[antlr-interest] philosophy about translation

Paul Johnson gt54-antlr at cyconix.com
Wed Oct 11 01:35:37 PDT 2006


Loring Craymer wrote:
> Andy--
> 
> I deliberately chose your message to respond to because it captured the 
> pragmatic viewpoint--"I had a problem; I solved it; I did not need to 
> use trees"--quite effectively.  That is quite a bit different from the 
> more usual "I tried to use ANTLR's tree facilities and discovered that 
> writing them by hand and using a visitor is easy and clearly is the ONE 
> TRUE SOLUTION to language processing" that appears in the group every so 
> often.  

Perhaps I'm being thick here, or I haven't been paying attention, but I 
haven't noticed anyone making this argument (and certainly not myself).

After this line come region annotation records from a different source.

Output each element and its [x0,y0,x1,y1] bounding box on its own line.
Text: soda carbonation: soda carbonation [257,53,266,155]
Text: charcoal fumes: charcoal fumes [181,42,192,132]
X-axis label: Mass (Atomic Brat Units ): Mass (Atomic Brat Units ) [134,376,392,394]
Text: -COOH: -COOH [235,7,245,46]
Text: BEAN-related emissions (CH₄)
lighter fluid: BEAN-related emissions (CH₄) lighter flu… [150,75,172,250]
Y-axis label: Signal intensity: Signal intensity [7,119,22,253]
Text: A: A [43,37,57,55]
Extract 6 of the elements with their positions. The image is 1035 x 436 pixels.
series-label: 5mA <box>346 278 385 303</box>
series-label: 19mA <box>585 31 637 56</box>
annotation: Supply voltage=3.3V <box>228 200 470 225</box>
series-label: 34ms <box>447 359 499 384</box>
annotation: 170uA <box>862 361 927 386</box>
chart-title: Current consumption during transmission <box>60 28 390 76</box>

I use ANTLR's tree facilities all the time. What I don't do is to use 
tree *grammars*, and it is the argument against grammars that I have 
occasionally seen in this list. This specific AST/tree argument, as I 
understand it (and *not* the translation philosophy argument) is about 
whether the advantages of having a tree grammar outweigh the disadvantages.

The ease of using visitors is not central to that argument. The problem 
is that tree grammars are (currently?) inflexible, but visitors are both 
flexible and trivial, so you should use visitors where appropriate.